Проводили мы дядю Капита в обратный путь. Я прижался к жесткой гриве старика, влажной, в махорочном перегаре. И в короткий миг расставания высветилось вдруг, как дорог мне стал этот веселый и мудрый старик.
— Может, больше-то и не увижу вас, кунды-мунды… Ежели долго будете служить… — дрогнувшим голосом сказал дядя Капит. — Чувствую, что конец мой уже не за дальними лесами…
— Брось, дядя Капит! — попытался утешить я. — Ты еще как пень смолистый.
2
В Сыктывкаре нас, новобранцев, разместили в старом техникуме. Сотни парней собрались из Сысолы, Эжвы, Лузы, Мезени, Печоры. Лесорубы, охотники, шахтеры, сплавщики. Девятнадцатилетние здоровяки, горбатые от набитых сидоров, в драных замасленных телогрейках — лишь бы добраться до армии, до части, а там — приоденут за казенный счет.
Я отпросился у своего старшого: вот так! позарез! нужно побывать в городе. Старшой попервоначалу даже разговаривать не хотел. Но потом сдался, отпустил до полуночи.
Был тихий январский вечер с легким морозцем. Под ногами звонко скрипело, в висках моих стучало, и во всех жилах будто бесновалась кровь, будто пела отчаянную прощальную песню…
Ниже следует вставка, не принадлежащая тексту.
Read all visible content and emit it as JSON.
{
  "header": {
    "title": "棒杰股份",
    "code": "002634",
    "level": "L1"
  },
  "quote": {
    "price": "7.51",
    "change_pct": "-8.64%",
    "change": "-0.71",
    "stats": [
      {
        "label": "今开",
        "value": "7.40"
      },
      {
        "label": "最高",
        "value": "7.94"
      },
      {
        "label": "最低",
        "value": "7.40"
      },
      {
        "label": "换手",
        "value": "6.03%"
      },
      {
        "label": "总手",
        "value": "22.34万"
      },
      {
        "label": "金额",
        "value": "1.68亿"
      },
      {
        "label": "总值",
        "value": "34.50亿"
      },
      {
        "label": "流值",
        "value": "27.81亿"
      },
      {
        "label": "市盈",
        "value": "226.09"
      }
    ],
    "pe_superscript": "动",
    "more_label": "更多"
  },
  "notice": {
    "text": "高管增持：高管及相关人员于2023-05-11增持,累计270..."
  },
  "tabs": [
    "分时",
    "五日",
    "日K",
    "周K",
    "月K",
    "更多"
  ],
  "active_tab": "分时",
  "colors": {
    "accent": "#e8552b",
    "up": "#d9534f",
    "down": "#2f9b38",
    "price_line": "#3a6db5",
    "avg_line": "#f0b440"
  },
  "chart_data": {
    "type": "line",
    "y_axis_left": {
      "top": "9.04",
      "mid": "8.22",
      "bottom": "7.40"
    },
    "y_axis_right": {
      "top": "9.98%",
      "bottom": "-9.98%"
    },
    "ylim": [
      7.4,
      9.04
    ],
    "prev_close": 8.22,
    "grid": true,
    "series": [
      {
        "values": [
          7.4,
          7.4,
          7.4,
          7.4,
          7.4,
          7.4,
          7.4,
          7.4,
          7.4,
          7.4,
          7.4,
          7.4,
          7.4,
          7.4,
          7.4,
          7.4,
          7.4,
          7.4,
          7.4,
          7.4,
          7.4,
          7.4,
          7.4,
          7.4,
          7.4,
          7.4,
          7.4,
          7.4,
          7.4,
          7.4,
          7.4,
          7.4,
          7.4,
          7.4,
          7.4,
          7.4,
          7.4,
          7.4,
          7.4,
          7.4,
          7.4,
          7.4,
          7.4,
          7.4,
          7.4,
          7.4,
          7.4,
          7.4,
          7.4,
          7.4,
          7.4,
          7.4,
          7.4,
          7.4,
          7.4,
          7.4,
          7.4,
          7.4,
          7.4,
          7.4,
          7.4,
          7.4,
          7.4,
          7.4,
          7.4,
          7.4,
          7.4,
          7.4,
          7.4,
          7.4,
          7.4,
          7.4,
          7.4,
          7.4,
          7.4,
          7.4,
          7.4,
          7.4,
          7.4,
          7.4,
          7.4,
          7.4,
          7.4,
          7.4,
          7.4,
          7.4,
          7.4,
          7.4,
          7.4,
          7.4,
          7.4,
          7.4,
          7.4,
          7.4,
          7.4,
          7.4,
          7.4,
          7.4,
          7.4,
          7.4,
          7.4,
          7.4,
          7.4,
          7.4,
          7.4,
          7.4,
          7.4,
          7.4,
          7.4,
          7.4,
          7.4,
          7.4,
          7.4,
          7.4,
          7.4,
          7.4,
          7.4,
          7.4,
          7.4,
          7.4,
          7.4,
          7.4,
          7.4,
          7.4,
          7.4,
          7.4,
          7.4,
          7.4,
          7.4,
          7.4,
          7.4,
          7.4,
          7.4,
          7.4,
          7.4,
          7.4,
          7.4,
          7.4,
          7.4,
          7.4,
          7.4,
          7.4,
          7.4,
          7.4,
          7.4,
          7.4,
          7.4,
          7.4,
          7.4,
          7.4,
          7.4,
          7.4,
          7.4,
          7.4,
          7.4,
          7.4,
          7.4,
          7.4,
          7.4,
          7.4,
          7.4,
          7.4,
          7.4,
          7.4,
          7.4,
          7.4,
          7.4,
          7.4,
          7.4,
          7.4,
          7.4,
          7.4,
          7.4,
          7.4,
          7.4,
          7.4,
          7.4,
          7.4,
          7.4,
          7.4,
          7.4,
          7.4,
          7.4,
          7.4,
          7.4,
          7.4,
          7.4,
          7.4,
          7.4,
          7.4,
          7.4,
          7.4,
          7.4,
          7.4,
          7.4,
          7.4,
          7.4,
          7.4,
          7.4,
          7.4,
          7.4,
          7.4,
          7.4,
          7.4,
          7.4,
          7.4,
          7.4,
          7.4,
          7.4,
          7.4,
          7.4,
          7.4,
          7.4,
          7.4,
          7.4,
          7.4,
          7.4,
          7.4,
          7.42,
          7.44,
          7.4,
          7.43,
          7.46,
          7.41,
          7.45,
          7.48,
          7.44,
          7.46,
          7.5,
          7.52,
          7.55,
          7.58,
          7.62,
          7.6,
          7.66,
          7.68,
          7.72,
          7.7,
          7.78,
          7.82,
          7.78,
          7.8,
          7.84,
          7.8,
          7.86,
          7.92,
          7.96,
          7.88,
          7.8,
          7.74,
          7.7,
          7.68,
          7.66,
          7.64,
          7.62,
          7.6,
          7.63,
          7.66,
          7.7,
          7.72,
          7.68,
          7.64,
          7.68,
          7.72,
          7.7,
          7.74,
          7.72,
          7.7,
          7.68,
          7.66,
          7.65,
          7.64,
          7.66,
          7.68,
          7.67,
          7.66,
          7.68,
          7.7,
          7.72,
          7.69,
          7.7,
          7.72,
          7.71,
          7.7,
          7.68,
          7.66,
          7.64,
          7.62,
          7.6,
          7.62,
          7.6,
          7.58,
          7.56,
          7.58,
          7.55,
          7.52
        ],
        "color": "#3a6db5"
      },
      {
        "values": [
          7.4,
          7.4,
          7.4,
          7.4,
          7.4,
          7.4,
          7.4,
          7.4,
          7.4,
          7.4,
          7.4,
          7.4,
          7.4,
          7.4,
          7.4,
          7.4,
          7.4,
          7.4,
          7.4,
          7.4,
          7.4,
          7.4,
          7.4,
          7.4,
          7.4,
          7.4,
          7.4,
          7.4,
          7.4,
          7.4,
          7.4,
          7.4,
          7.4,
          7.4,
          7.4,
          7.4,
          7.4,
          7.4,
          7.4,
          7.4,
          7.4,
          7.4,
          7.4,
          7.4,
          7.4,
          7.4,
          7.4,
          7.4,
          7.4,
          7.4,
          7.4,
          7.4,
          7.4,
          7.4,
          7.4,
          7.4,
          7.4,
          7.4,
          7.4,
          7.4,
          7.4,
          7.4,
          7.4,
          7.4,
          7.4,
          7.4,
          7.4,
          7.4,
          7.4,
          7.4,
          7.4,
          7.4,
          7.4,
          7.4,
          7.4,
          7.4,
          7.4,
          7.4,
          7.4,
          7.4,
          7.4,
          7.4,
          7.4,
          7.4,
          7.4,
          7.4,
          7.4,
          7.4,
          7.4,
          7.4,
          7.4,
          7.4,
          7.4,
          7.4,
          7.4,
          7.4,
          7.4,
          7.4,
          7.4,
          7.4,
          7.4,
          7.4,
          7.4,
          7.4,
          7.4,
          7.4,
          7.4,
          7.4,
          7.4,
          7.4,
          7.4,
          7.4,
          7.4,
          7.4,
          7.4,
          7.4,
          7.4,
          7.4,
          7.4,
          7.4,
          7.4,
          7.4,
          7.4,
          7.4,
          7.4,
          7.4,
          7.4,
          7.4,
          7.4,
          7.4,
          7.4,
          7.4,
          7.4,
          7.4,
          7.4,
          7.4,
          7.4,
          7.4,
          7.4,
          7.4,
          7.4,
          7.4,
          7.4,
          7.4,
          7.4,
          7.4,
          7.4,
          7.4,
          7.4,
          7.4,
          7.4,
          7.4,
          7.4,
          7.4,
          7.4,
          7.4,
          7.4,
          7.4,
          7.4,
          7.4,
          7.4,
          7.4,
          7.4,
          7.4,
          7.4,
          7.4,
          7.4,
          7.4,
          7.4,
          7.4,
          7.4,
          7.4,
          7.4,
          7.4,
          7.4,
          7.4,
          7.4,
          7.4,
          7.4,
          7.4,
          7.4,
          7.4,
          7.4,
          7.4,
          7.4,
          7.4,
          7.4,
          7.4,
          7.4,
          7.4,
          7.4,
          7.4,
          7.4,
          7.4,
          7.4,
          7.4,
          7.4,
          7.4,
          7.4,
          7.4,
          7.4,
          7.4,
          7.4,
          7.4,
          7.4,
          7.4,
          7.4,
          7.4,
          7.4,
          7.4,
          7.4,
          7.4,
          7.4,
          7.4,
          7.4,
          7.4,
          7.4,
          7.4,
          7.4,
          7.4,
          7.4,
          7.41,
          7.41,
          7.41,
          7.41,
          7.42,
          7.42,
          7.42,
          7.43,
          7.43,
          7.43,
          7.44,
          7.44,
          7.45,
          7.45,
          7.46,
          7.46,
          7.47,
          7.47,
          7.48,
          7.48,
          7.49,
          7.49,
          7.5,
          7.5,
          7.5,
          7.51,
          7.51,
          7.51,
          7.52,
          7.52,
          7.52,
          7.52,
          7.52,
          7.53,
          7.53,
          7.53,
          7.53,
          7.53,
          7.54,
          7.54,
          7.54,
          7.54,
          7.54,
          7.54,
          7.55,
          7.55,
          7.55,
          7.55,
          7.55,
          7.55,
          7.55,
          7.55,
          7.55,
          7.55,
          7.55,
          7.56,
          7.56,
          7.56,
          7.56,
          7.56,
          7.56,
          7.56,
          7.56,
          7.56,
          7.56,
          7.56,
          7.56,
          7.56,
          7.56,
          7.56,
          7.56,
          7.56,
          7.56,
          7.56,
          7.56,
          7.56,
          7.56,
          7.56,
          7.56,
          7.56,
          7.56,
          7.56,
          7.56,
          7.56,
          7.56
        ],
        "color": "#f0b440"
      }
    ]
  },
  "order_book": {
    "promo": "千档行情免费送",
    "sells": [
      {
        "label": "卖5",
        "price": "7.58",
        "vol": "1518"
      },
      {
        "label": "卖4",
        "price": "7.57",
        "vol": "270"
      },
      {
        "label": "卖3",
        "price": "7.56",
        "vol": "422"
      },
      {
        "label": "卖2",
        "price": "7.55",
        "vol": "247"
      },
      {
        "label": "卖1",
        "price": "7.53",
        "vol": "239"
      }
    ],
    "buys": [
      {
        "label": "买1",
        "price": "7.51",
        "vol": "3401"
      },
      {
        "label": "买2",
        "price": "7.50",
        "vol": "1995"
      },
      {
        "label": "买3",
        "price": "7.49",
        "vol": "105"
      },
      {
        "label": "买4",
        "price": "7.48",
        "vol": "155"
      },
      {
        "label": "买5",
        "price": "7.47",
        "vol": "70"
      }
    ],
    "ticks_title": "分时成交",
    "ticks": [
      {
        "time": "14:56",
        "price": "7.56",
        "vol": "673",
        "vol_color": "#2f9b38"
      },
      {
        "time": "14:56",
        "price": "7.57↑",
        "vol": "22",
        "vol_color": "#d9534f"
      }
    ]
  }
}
Девушки в общежитии педучилища, критически осмотрев меня с ног до головы, сказали, что студентка Дина Костина еще не возвращалась с занятий. Наверное, в библиотеке сидит, сказали. Метнулся я к училищу, благо оно неподалеку было — красивый такой особнячок, построенный бог знает в какую старину. Из белоснежного кирпича, с высокими стрельчатыми окнами, с выступающими светлыми башенками — особнячок казался легким, изящным, благородным. По широкой каменной лестнице одна за другой спускались девушки. А Дины все не было. Мне нестерпимо хотелось ворваться наверх, разыскать ее там, в этой самой библиотеке, — но не решился я, постеснялся своего вида: одет-то я был как все парни-призывники, старая фуфайчонка, залатанные валенки да шапка-ушанка, повидавшая всякие виды. К тому же обрит наголо.
Довольно долго я околачивался под лестницей. Уж хотел было снова сбегать в общежитие — может, разминулись мы с ней. Но хорошо, что не побежал… Вышла она… наконец…
Больше года не видел я Дину, и теперь она показалась мне прямо красавицей и даже ростом повыше. Может — с перепугу. Смотрю я — стоит на лестнице девушка, в суконном пальто с рыжим лисьим воротником, в белой шали и сама такая белолицая, такая милая и нежная… я даже испугался. Как это я, обормот, подойду к ней, такой необыкновенной. Да и времени сколько прошло… Да неужто это она когда-то, в Ыбыне, каждый вечер приносила сводку мне, мастеру? Я замер.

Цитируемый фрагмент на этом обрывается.